Associated symptoms: Other symptoms depend on the underlying cause and can include a persistent dry cough, fatigue, loss of appetite, and weight loss.
Asthma, often thought of as a children’s disease, also strikes older adults. Asthma inflames and narrows the airways, making it difficult to move air in and especially out of the lungs. Triggers like pollen, pet dander, mold, and exercise often set off asthma attacks.
Associated symptoms: Other symptoms may include wheezing, coughing, and chest tightness.
Physical deconditioning—or being out of shape—can cause shortness of breath in people when they try to exercise. Deconditioning is a weakening of the heart and other muscles and decreased heart and blood vessel function as a result of prolonged inactivity. Deconditioning is most common in sedentary older adults.
Associated symptoms: For some unfit people, normal activity such as climbing stairs can cause shortness of breath. Deconditioning can also lead to fatigue.
Obesity can prevent the chest from fully expanding while breathing. Excessive weight around the lungs and in the abdomen that presses against the chest increases the amount of effort needed to breathe, leading to a condition known as obesity hypoventilation syndrome, which in turn can lead to heart failure.
Associated symptoms: People with obesity hypoventilation syndrome often have sleep apnea—also a cause of shortness of breath—and fatigue in addition to dyspnea.
Anemia occurs when the body doesn’t have enough red blood cells to carry an adequate amount of oxygen to tissues and organs to meet the body’s demands.
Associated symptoms: Physical activity brings on shortness of breath; other symptoms may include fatigue, weakness, dizziness or light-headedness, pale skin, and rapid heart rate, especially during exercise.
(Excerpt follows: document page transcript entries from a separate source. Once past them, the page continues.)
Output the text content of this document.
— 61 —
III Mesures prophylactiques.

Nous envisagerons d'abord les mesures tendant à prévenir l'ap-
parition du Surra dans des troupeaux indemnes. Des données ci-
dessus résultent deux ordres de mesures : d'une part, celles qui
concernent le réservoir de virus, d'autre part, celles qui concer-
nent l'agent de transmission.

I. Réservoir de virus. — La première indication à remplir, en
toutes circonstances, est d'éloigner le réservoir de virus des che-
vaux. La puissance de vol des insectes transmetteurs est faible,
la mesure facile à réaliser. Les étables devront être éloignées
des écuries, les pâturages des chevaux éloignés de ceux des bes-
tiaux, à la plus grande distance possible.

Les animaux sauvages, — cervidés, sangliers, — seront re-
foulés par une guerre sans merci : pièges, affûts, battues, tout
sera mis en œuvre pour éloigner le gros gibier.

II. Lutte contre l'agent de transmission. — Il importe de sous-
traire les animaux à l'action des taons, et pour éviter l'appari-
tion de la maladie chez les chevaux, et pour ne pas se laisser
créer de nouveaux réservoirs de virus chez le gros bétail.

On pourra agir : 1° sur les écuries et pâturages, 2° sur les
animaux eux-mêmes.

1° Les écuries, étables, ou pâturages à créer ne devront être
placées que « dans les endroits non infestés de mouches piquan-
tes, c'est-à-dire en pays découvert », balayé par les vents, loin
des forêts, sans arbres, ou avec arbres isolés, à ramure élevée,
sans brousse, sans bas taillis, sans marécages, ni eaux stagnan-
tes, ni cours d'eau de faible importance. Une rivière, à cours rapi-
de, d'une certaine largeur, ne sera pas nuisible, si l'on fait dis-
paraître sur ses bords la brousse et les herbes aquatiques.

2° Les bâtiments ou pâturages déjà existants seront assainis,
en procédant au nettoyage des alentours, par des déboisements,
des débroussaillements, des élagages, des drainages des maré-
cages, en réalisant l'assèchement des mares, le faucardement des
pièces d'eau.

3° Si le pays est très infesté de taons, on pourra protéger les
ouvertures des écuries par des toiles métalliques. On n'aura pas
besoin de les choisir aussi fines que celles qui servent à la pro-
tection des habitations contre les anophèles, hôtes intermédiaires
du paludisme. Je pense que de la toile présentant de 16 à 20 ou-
Other causes of dyspnea include high blood pressure in the lungs’ arteries (pulmonary hypertension), fluid in the chest cavity (pleural effusion), and lung cancer.
When to call 911
Call for emergency medical help if:
- Your shortness of breath is accompanied by chest pain or pressure, you’re struggling to catch your breath, or you also have symptoms like confusion, night sweats, heart palpitations, or nausea—you might be having a heart attack
- You are having difficulty breathing and have a fever, a cough, and chest discomfort—you could have a serious infection such as pneumonia
- Breathlessness comes on suddenly
- You become breathless while at rest
- Shortness of breath gets worse with exercise
- Breathlessness lasts longer than 30 minutes
Always treat sudden and severe difficulty breathing as an emergency. Chronic symptoms like wheezing, coughing, and fatigue warrant an appointment with your doctor. Even if you don’t have other symptoms, you should never ignore prolonged shortness of breath.
This article first appeared in the July 2018 issue of UC Berkeley Health After 50.